Recent 2H nuclear magnetic resonance (NMR) studies on retinal in rhodopsin indicate a discrepancy in parameters for methyl rotation activation compared to previous molecular dynamics (MD) simulations [1,2]. Here we report ab initio quantum mechanical (QM) calculations of retinal potential energy surfaces that enable comparison to the results of 2H NMR relaxation measurements [3,4]. Rotational dynamics of the retinal ligand were assessed via C5-, C9-, and C13-methyl dihedral scans in retinal model compounds that correspond to 2H NMR data and allow us to validate the methyl dihedral contribution to the retinal force field [1,2]. We are able to accurately reproduce the retinal methyl rotational dynamics [3,4] by using larger retinal fragments and a higher level of theory (MP2/cc-pVDZ). Distinct behaviors for each retinal methyl group emerge in agreement with experiment [3,4]. Few differences exist between the QM and original MD calculations for the C5-methyl group.

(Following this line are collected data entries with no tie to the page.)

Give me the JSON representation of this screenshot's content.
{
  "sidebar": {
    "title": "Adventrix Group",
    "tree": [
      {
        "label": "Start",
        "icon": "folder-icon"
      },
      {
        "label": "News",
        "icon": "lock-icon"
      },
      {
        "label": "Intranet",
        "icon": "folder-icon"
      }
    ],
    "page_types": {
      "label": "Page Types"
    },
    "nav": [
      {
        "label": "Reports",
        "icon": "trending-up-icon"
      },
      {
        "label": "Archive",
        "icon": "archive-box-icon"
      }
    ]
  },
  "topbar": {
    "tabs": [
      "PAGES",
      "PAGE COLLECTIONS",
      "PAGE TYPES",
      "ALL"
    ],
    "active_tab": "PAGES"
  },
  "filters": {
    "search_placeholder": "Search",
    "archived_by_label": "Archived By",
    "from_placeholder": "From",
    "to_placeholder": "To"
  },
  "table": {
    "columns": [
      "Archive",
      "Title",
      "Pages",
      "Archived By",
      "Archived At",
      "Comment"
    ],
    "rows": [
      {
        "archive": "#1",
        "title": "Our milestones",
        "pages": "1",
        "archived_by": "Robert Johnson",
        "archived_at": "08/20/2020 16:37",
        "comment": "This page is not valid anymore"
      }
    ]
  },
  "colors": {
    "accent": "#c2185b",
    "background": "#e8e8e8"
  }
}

However, the C9-methyl shows a markedly lower dihedral energy barrier compared to previous models, due to intra-retinal steric affects. Moreover, the C13-methyl rotational barrier is lowered by two effects: (1) cis to trans isomerization increases hyperconjugation influences along the polyene chain, and (2) the protonated Schiff base charge is delocalized proximal to the polyene chain and methyl group. Accounting for these effects leads to development of new methyl dihedral parameters for the retinal force field. Our results are directly applicable to rhodopsin MD simulations and potentially enable the simulation of coupling of local dynamics to large-scale motions in rhodopsin activation. [1] P.-W. Lau et al. (2007) JMB 372, 906-917. [2] K. Martínez-Mayorga et al. (2006) JACS 128, 16502-16503. [3] M.F. Brown et al. (2010) BBA 1798, 177-193. [4] A.V. Struts et al. Nat. Struct. Mol. Biol. (in press).